Schott increases equity share in Smart Skin

Published: 11-Jun-2021

The Canadian big data firm offers a monitoring system to help pharma companies identify weak spots on their production lines

Schott, a supplier of primary pharmaceutical packaging, is investing another single-digit million-euro amount into Canadian big data firm Smart Skin as part of its second financing round. Smart Skin offers a monitoring system to help pharma companies identify weak spots on their production lines, enabling optimisation and cost saving. The Smart Skin system is part of a package Schott offers, designed to improve productivity and increase yield.

Smart Skin offers analysis of filling and packaging lines, providing pressure management to reduce glass breakage, bruising and micro fractures and optimising performance, the company says.

The system uses packaging drones that mimic the shape of vials, syringes, or cartridges. They are equipped with hundreds of sensors. As they traverse the filling line with pharmaceutical containers, they measure where they encounter adverse forces, including pressure, spin, tilt and shock. Real-time analysis is included to help the pharma companies adjust the filling lines to increase their performance and efficiency while reducing wastage.

“Working closely with Schott has helped us gain deeper insights into pharmaceutical glass packaging,” said Evan Justason, CEO of Smart Skin Technologies. “This has enabled us to support pharmaceutical companies with an even better basis to minimise the downtime in production and optimise the yield.”

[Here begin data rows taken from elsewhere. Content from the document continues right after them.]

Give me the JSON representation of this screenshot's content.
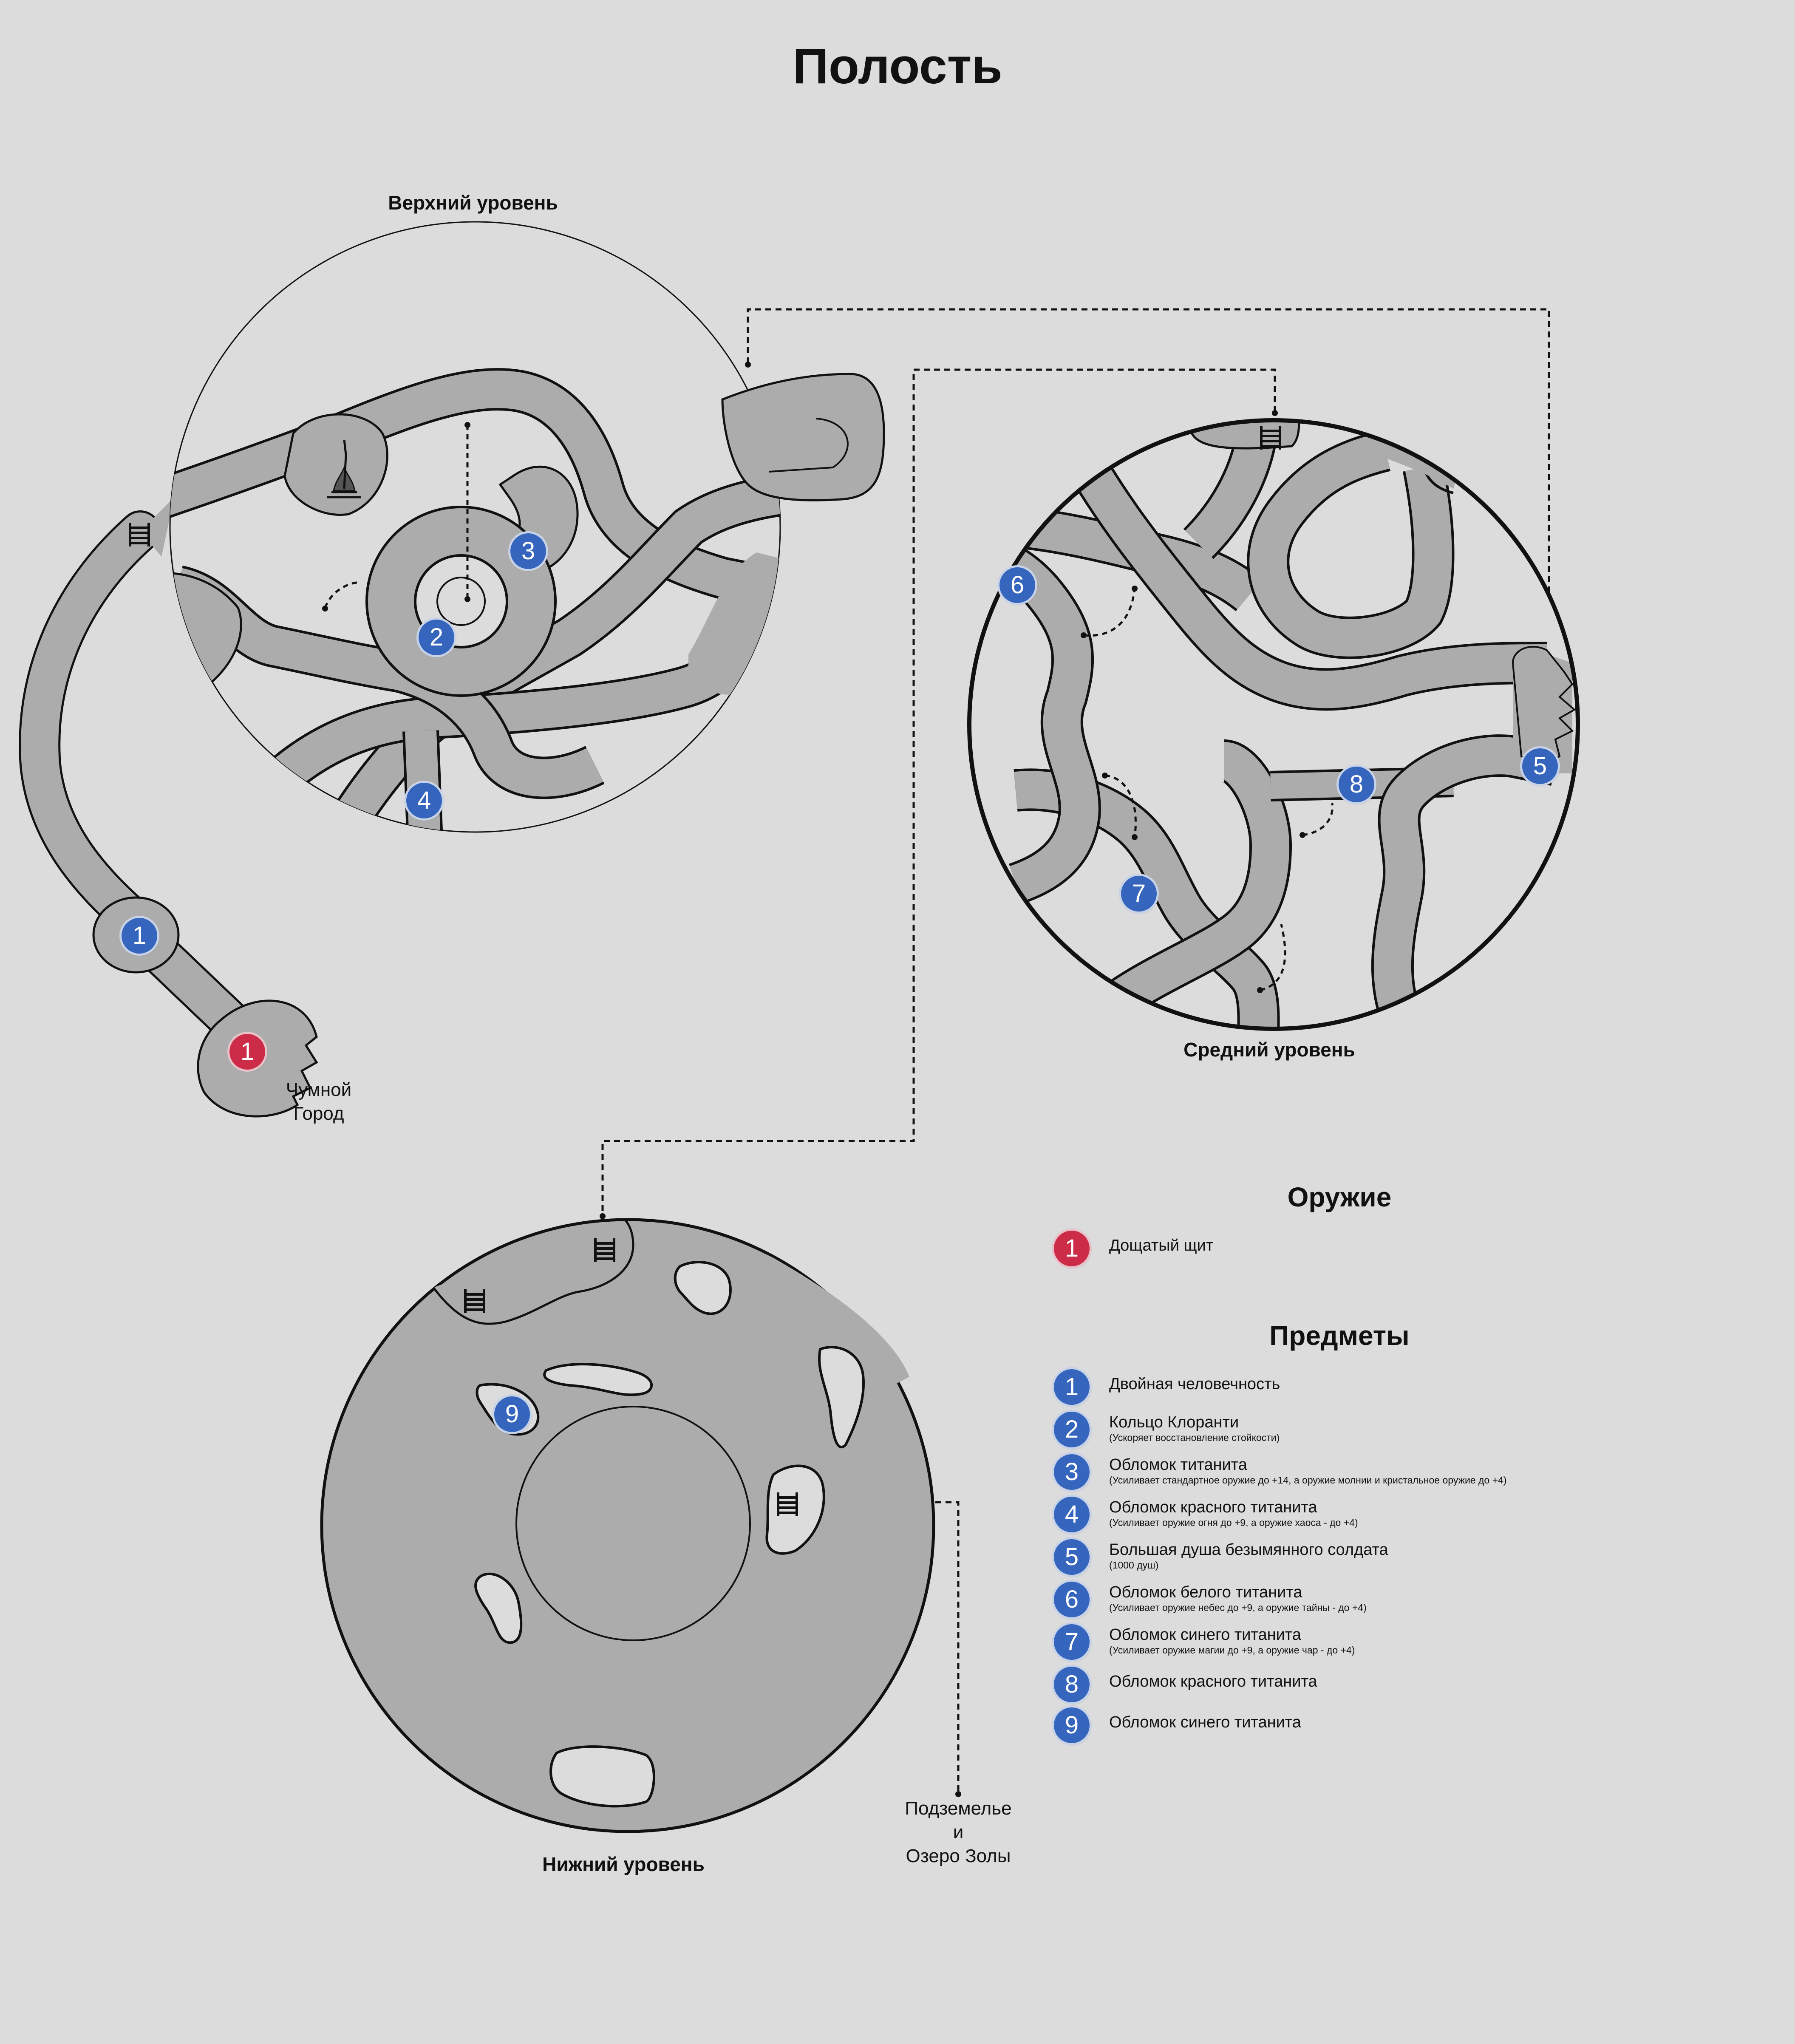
{
  "title": "Полость",
  "levels": {
    "upper": "Верхний уровень",
    "middle": "Средний уровень",
    "lower": "Нижний уровень"
  },
  "places": {
    "plague_town_line1": "Чумной",
    "plague_town_line2": "Город",
    "depths_line1": "Подземелье",
    "depths_line2": "и",
    "depths_line3": "Озеро Золы"
  },
  "legend": {
    "weapons_title": "Оружие",
    "weapons": [
      {
        "num": "1",
        "name": "Дощатый щит"
      }
    ],
    "items_title": "Предметы",
    "items": [
      {
        "num": "1",
        "name": "Двойная человечность",
        "note": ""
      },
      {
        "num": "2",
        "name": "Кольцо Клоранти",
        "note": "(Ускоряет восстановление стойкости)"
      },
      {
        "num": "3",
        "name": "Обломок титанита",
        "note": "(Усиливает стандартное оружие до +14, а оружие молнии и кристальное оружие до +4)"
      },
      {
        "num": "4",
        "name": "Обломок красного титанита",
        "note": "(Усиливает оружие огня до +9, а оружие хаоса - до +4)"
      },
      {
        "num": "5",
        "name": "Большая душа безымянного солдата",
        "note": "(1000 душ)"
      },
      {
        "num": "6",
        "name": "Обломок белого титанита",
        "note": "(Усиливает оружие небес до +9, а оружие тайны - до +4)"
      },
      {
        "num": "7",
        "name": "Обломок синего титанита",
        "note": "(Усиливает оружие магии до +9, а оружие чар - до +4)"
      },
      {
        "num": "8",
        "name": "Обломок красного титанита",
        "note": ""
      },
      {
        "num": "9",
        "name": "Обломок синего титанита",
        "note": ""
      }
    ]
  },
  "map_markers": {
    "upper": [
      "1",
      "2",
      "3",
      "4"
    ],
    "upper_weapon": [
      "1"
    ],
    "middle": [
      "5",
      "6",
      "7",
      "8"
    ],
    "lower": [
      "9"
    ]
  },
  "colors": {
    "background": "#dcdcdc",
    "path_fill": "#acacac",
    "outline": "#111111",
    "item_marker": "#3565bd",
    "weapon_marker": "#cc2c48"
  },
  "icons": [
    "bonfire-icon",
    "ladder-icon"
  ]
}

Fabian Stöcker, VP Global Strategy & Innovation for Schott’s pharma business, added: “Our close cooperation with Smart Skin has been an important enhancement to our portfolio for a number of years. The solution is a powerful lever for our customers to boost productivity. We are more than happy to increase our share with Smart Skin.”

To tackle the challenges that occur on fill & finish lines, Schott also offers mechanical strength testing to identify the root cause of glass breakage. Its portfolio features vials with improved geometry to better withstand pressure, as well as vials with an outer coating that reduces friction. Pharma companies can also combine these features to meet the needs of their individual production setup.